Trade secrets are a vitally important part of many businesses. While patents get a lot of love (and rightfully so), it's often the special something that trade secrets represent that can set a company apart. Companies take great measures to try and keep their trade secrets protected, but it's difficult to maintain absolute security over long periods of time; as much as businesses might forestall it, there's a chance that you may be a victim of IP theft. And to this point, trying to take legal action against trade secret theft has been difficult due to a lack of comprehensive federal law. But with a new measure passed into law, protecting those trade secrets in court should prove easier.
President Obama signed into law last week the Defend Trade Secrets Act of 2016. The bill is significant in that it adds a federal private civil cause of action for trade secret theft, offering additional recourse for wronged parties in addition to criminal penalties. Having a federal law on the books could also help in cases where trade secrets have moved across state lines, as current individual state laws involving trade secrets are inconsistent. Another noteworthy feature of the act is a provision for the civil seizure of property that might facilitate the dissemination of trade secrets while the case is ongoing.
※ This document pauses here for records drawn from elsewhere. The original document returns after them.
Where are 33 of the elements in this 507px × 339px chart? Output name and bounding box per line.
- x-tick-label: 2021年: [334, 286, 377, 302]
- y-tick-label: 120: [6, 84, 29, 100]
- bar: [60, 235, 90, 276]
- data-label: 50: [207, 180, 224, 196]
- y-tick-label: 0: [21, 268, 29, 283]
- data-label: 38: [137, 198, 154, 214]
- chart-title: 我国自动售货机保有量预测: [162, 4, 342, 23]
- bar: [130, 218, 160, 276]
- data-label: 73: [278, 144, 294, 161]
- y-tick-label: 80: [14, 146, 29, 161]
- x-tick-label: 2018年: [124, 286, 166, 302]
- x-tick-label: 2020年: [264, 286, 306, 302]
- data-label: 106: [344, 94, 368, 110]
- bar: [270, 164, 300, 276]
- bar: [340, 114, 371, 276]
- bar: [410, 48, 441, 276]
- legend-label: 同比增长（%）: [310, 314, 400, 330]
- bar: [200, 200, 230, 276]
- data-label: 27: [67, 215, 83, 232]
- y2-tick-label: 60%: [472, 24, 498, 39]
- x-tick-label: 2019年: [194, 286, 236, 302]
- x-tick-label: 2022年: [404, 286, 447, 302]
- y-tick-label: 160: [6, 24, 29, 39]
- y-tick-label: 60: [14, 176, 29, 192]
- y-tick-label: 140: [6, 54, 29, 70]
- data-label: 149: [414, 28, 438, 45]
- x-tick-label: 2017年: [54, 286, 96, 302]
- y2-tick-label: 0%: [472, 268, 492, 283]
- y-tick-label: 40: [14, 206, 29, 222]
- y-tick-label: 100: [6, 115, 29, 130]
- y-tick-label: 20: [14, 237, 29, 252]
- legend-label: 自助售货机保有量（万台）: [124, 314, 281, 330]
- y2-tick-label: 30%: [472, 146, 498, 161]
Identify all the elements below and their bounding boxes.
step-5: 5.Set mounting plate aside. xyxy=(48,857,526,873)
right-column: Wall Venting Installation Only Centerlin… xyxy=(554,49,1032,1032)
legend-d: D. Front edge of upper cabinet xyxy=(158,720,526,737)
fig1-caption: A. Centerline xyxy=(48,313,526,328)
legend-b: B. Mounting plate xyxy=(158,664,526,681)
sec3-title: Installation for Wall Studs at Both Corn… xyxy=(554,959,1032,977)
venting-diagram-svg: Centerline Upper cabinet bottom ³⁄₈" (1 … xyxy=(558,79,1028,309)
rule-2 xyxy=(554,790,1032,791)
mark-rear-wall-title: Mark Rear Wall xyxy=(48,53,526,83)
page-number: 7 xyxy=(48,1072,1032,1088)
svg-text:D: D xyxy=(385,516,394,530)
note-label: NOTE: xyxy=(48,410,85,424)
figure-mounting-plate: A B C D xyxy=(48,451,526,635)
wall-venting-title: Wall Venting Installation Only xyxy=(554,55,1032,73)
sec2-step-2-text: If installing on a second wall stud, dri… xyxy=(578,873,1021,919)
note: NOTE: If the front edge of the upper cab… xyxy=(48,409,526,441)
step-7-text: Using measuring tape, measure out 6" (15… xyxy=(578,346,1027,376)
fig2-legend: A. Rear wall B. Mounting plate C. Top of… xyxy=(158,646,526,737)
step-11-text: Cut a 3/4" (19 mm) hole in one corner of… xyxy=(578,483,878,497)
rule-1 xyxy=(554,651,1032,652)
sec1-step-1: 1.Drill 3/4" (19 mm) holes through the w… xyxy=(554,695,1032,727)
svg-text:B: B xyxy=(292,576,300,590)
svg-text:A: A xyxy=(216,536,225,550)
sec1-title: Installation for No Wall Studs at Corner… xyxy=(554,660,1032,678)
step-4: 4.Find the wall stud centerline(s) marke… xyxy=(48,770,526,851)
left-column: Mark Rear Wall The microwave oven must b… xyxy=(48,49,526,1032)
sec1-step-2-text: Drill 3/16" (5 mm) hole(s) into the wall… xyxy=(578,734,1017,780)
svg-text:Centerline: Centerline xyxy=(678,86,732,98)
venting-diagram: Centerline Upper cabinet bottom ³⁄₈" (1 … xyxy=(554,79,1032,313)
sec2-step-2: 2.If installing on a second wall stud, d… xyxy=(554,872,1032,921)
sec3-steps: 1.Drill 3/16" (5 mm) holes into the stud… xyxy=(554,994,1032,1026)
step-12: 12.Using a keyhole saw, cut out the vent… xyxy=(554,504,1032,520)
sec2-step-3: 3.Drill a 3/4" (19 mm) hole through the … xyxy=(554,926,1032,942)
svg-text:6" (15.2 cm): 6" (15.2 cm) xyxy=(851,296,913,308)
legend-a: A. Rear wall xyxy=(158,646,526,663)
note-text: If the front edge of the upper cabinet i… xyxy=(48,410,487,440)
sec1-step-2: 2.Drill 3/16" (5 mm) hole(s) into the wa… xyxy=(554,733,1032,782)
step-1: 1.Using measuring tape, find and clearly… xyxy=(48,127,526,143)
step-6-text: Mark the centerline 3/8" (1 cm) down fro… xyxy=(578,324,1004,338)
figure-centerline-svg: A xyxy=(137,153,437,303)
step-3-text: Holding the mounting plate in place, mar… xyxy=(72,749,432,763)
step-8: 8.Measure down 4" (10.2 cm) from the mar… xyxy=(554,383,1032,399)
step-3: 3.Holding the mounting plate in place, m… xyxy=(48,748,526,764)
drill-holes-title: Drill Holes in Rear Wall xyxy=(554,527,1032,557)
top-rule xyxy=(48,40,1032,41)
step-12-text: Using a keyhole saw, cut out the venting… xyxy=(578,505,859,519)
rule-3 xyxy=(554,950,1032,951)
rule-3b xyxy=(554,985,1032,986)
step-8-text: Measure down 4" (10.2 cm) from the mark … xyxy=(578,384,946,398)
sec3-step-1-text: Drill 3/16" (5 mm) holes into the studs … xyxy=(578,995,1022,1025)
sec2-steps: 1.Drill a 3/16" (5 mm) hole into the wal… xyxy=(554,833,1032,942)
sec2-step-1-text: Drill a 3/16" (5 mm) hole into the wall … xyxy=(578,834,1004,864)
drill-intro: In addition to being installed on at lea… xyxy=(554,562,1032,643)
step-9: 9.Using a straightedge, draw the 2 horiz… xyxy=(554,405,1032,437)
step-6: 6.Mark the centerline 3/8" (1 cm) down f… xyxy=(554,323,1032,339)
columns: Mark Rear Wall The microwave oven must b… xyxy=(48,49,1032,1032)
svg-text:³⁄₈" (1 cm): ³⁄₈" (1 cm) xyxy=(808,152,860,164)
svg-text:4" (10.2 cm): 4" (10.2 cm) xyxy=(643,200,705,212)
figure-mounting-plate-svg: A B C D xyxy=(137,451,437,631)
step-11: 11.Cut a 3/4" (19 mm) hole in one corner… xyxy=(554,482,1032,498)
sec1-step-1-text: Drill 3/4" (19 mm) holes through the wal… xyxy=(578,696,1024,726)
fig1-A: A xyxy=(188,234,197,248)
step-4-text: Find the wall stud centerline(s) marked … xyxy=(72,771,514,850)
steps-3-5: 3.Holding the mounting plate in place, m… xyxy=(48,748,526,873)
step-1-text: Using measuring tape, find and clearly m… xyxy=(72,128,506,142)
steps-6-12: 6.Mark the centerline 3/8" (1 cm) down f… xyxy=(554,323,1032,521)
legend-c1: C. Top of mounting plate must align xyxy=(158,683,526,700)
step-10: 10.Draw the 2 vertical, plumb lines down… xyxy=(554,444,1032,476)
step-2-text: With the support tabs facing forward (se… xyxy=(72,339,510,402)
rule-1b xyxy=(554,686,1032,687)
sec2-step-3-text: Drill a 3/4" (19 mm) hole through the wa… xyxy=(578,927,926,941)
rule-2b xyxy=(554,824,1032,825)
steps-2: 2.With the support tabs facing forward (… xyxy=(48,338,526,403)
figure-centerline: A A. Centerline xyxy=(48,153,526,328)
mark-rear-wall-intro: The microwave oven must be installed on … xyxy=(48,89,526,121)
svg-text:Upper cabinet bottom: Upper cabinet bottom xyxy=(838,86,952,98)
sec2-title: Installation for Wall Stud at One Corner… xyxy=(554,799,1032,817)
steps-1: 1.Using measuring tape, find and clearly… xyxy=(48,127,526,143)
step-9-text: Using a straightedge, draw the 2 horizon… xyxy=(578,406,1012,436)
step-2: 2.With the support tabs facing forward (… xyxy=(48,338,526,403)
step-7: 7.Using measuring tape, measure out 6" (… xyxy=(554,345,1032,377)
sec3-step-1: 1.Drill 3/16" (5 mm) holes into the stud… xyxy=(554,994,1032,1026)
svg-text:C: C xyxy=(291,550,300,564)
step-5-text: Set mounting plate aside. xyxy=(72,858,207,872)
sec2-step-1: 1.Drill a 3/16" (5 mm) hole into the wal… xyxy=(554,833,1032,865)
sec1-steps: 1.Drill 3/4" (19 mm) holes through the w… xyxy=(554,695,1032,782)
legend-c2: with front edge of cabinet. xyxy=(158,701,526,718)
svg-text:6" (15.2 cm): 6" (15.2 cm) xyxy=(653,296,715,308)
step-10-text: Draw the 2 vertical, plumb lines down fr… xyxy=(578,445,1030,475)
While this law represents a positive step in maintaining intellectual property rights, the true measure of its impact could be in its financial benefits. Trade secret theft costs businesses hundreds of billions of dollars each year, and while the law likely won't curtail trade secret theft entirely, any reduction in money lost to theft is a positive for American businesses. Businesses can also be relieved that the new law doesn't require registration for trade secrets in order to pursue legal action as law regarding other IP does. But having a new federal law on the books isn't a reason for companies to relax, knowing that they have recourse against potential thieves. The best outcome for any business is to stay out of court altogether, and that means continuing to ealously guard their trade secrets with lock-and-key or digital security and ironclad non-disclosure agreements for employees.